Aquella mañana entrábamos en un paisaje centroeuropeo. La carretera, estrechita, estaba mojada. Había hayas, robles, abetos, encinas y castaños. Pero se desvanecía el misterio. La luz precisa despertaba la serenidad.
Bosques verdes tupidos de sombras, laderas suaves, algunas nubes. Entre los árboles, el viejo gigante del tiempo se desperezaba todavía cubierto de escarcha.
Nadie en la carretera. Se levantaba el domingo. Íbamos formando en la memoria un verso leído últimamente: “Solamente no cambian los recuerdos”. En este cruce, hace unas semanas, esperaban de pie, ante la puerta abierta de la casilla, unos niños con sus carteras de colegio. Veníamos de Hostalrich, villa amurallada. Por la noche nos habíamos asomado al balcón de nuestro cuarto. La fonda se abría a la muralla, sobre la carretera. Habíamos gritado locamente en las ruinas del enorme castillo. Nada entonces nos parecía más bello.
Nos detuvimos en Breda, junto al alto campanario romántico. De pequeño me gustaba deletrear el extraño nombre bello del pueblo. Y me acordaba, muy fácilmente, de aquel grabado del libro de Historia: “La rendición de Breda”…
Delante de la iglesia, los hombres entretenían el ocio esperado. Curioseamos por el mercado dominguero, mientras un viejo nos hablaba de sus dolores en la pierna derecha.
Breda, Arbucias, San Hilario… Estribaciones del Montseny, Guillerías, en donde el otoño se hace más bello en los largos caminos de castaños que van a las fuentes, o en los jardines de las antiguas torres, o junto a los nostálgicos balnearios.
No es casualidad que la burguesía se encaprichara de este paisaje tan ondulado, tan hecho a la medida del hombre, tan frondoso y húmedo. San Hilario ha sido, durante muchos años, un centro veraniego de moda. En San Hilario hay muchas fuentes: la “Font Vella”, con agua “buena para el estómago”; la “Font de las Arenas”, para el hígado y los riñones; la “Font Picant”, la “Font Freda” (fonte frida, fonte frida), la “Font de l’Avi”, la “Font de la Noguera”, la “Font de Monsolis”…

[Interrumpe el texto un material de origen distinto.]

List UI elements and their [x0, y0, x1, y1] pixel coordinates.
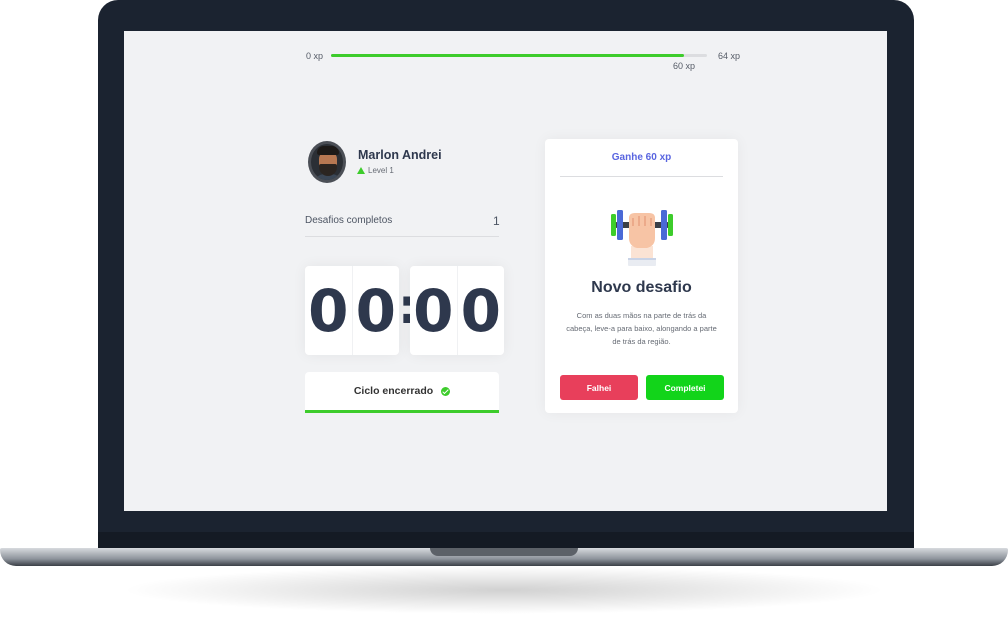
challenge-title: Novo desafio [591, 279, 692, 296]
avatar [308, 141, 346, 183]
dumbbell-icon [611, 210, 673, 266]
cycle-button-label: Ciclo encerrado [353, 385, 434, 397]
minute-digit: 0 [308, 276, 349, 345]
second-digit: 0 [413, 276, 454, 345]
minute-digit: 0 [351, 266, 400, 355]
laptop-notch [430, 548, 578, 556]
second-digit: 0 [456, 266, 505, 355]
xp-current-label: 60 xp [673, 61, 696, 71]
xp-progress-bar [331, 54, 707, 57]
challenges-completed-label: Desafios completos [305, 215, 393, 226]
challenge-description: Com as duas mãos na parte de trás da cab… [566, 311, 717, 346]
app-screen: 0 xp 60 xp 64 xp Marlon Andrei Level 1 D… [124, 31, 887, 511]
level-indicator: Level 1 [357, 166, 394, 175]
fail-button[interactable]: Falhei [560, 375, 638, 400]
countdown-minutes: 0 0 [305, 266, 399, 355]
cycle-finished-button[interactable]: Ciclo encerrado [305, 372, 499, 413]
divider [305, 236, 499, 237]
xp-progress-fill [331, 54, 685, 57]
profile-name: Marlon Andrei [358, 148, 442, 162]
challenge-xp-reward: Ganhe 60 xp [560, 139, 723, 177]
level-up-icon [357, 167, 365, 174]
xp-max-label: 64 xp [718, 51, 741, 61]
complete-button[interactable]: Completei [646, 375, 724, 400]
level-label: Level 1 [368, 166, 394, 175]
challenge-card: Ganhe 60 xp Novo desafio Com as duas mão… [545, 139, 738, 413]
laptop-shadow [120, 566, 888, 614]
check-circle-icon [441, 386, 451, 396]
countdown-seconds: 0 0 [410, 266, 504, 355]
xp-min-label: 0 xp [306, 51, 324, 61]
challenges-completed-count: 1 [493, 214, 500, 228]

Los grupos de jóvenes de entonces —ahora pálidas fotografías en los desordenados cajones de estampas, cintas, álbumes, inútiles tarros de perfume— iban cada día a una fuente. Se podía ir a pie por los hermosos caminos, o en los coches de línea. Muchas mañanas se iba a la “Font Vella”, donde se bebía el agua y se compraban anises, chocolatinas y almendras. Por las tardes había representaciones de “guiñol” y se hacían reuniones particulares en las que, si venía a cuento y si era la época, se bailaba el cotillón…
En los jardines de las torres hay sauces, sauces llorones, y en los nuevos hoteles, ya cerrados, los letreros precisos vigilan los días…
Rendimos viaje en Bañolas, la del lago, con la frontera iglesita románica de Porqueras. Pero fue en Olot, cuando tomábamos el café junto al fuego, que nos entró una gran pena por los árboles desnudos y altos, rodeados de frío y hojas muertas.